あとは少しずつ応用して、ホテル全体に展開していくだけだ。
支配人がやってきた。
「ようこそいらっしゃいました。お越しいただき、ありがとうございます」
「いえいえ、こちらこそ、設置を許可していただいて助かりました」
ロビーの片隅に設置された音声アシスタント端末。タブレットの下にマイクとスピーカーを取りつけた、やや無骨な箱型だったが、稼働からわずか数日で、すでに複数の外国人客に利用されていた。
「この音声アシスト機能、とてもいいと評判です。稼働から四日目ですが、これまで使っていただいた外国のお客様には、すべて正確な案内ができているそうです」
「本当ですか? よかった……」
浅草への行き方や、ホテル周辺のおすすめレストラン、空港へのアクセス方法──外国人にとって聞きたいことはだいたい似ている。それを的確に、しかも英語で答えてくれるだけで、感動してくれる人も多い。

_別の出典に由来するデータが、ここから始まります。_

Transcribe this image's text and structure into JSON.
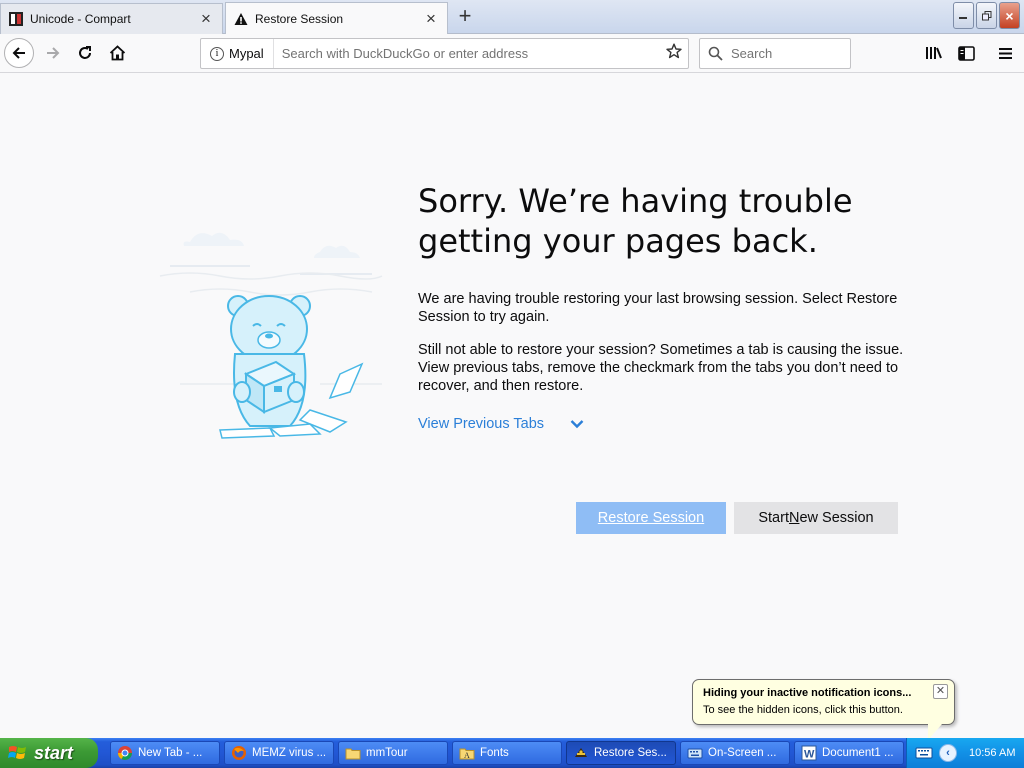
{
  "tabs": [
    {
      "title": "Unicode - Compart",
      "favicon": "compart-logo-icon",
      "active": false
    },
    {
      "title": "Restore Session",
      "favicon": "warning-icon",
      "active": true
    }
  ],
  "navbar": {
    "identity_label": "Mypal",
    "address_placeholder": "Search with DuckDuckGo or enter address",
    "search_placeholder": "Search"
  },
  "content": {
    "headline": "Sorry. We’re having trouble getting your pages back.",
    "para1": "We are having trouble restoring your last browsing session. Select Restore Session to try again.",
    "para2": "Still not able to restore your session? Sometimes a tab is causing the issue. View previous tabs, remove the checkmark from the tabs you don’t need to recover, and then restore.",
    "view_tabs_link": "View Previous Tabs",
    "restore_button": "Restore Session",
    "new_session_pre": "Start ",
    "new_session_accel": "N",
    "new_session_post": "ew Session"
  },
  "balloon": {
    "title": "Hiding your inactive notification icons...",
    "text": "To see the hidden icons, click this button."
  },
  "taskbar": {
    "start_label": "start",
    "items": [
      {
        "label": "New Tab - ...",
        "icon": "chrome-icon"
      },
      {
        "label": "MEMZ virus ...",
        "icon": "firefox-icon"
      },
      {
        "label": "mmTour",
        "icon": "folder-icon"
      },
      {
        "label": "Fonts",
        "icon": "fonts-folder-icon"
      },
      {
        "label": "Restore Ses...",
        "icon": "mypal-icon",
        "active": true
      },
      {
        "label": "On-Screen ...",
        "icon": "keyboard-icon"
      },
      {
        "label": "Document1 ...",
        "icon": "word-icon"
      }
    ],
    "clock": "10:56 AM"
  },
  "colors": {
    "link": "#2b7fd8",
    "restore_button_bg": "#8fbdf5",
    "new_session_bg": "#e3e3e5",
    "taskbar_blue": "#245edb",
    "start_green": "#3c9a35",
    "balloon_bg": "#ffffe1"
  }
}
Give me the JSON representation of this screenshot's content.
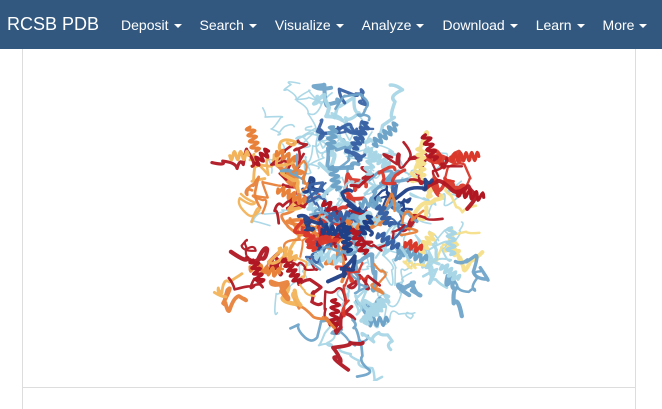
{
  "navbar": {
    "brand": "RCSB PDB",
    "color": "#325880",
    "items": [
      {
        "label": "Deposit"
      },
      {
        "label": "Search"
      },
      {
        "label": "Visualize"
      },
      {
        "label": "Analyze"
      },
      {
        "label": "Download"
      },
      {
        "label": "Learn"
      },
      {
        "label": "More"
      }
    ]
  },
  "structure_image": {
    "icon": "protein-ribbon-structure",
    "palette": [
      "#b01722",
      "#d9382b",
      "#e8823a",
      "#f2b35a",
      "#f6df8a",
      "#a8d6e6",
      "#6fa4c9",
      "#3a63a5",
      "#1f3f86"
    ]
  }
}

「ロビーだけでなく、他の場所にも設置できますか?例えば2階のフロアに1台、トレーニングルームに1台のように」
「おお、それはいいですね。今後ロビーだけだと順番待ちが生じる可能性もありましたので、その緩和にもなります」
「ありがとうございます」
各部屋や、各フロアに設置してもいいんだが、この機械はChatGPTを搭載してるからスタッフの目のあるところにしか置かないようにする。
「ええ、間取り図を確認して手配します」
話しながら、ふと画面に目をやると、ひとりの外国人観光客が、端末の前で立ち止まっていた。少し緊張した面持ちで話しかけ、端末が英語で返答すると、ふっと笑みを浮かべる。
(ああ、やっぱり、こういうのって大事だな)
「そういえば、先日泊まったイギリスからのお客様が、“これまで泊まった中で、最もユニークなホテルです ” とおっしゃっていたそうですよ」
ふいにそう言われて、心の奥が少し熱くなる。
「それは嬉しいです」
「ええ。スタッフも喜んでいました。まさか、こんなに注目されるとは思っていなかったようで」
「自分でも、こんな未来っぽいホテルをやることになるとは思ってなかったんです」
「ええ、おかげでお客様の層が広がりました。お子様連れの方にも、外国からの方にも、“また来たい”って言っていただけてます」
ホント良かったな。
二人で微笑んだあと、支配人がふと表情を変えた。
「それと、オーナーのお知り合いの方……若い女性の方も、たいへん熱心に働かれておりますね」
「知り合い……?」
一瞬、心当たりがなかったが、すぐに気づいた。
「それは良かったです」
まるで自分のことのように誇らしくなってしまう。澪は、もともとホテル業に興味があったわけでもない。ただ、頑張って働いている。それが、誰かの目に止まっていると知ると、胸の奥がじんと温かくなった。
(そういや、今日は土曜だし、澪はバイトの日か)
最後に見たのは、月曜の英会話教室だったか。あの日、帰り道で少し元気がなさそうだった。無理してるのかなと思ったが、本人は何も言わない。
今日は、バイト終わりに少し話せたらいいな。
ポケットからガラケーを取り出して、メールを打ち始める。
澪、バイト終わったらロビーで待ってる。晩ご飯でも行こうか。
送信ボタンを押して、少しだけ期待して待つ。
ロビーの片隅では、音声アシスタント端末が稼働していた。スタッフも近くを通るたびに目をやっている。
これで外国人向けのサービスを増やしていけたらいいな。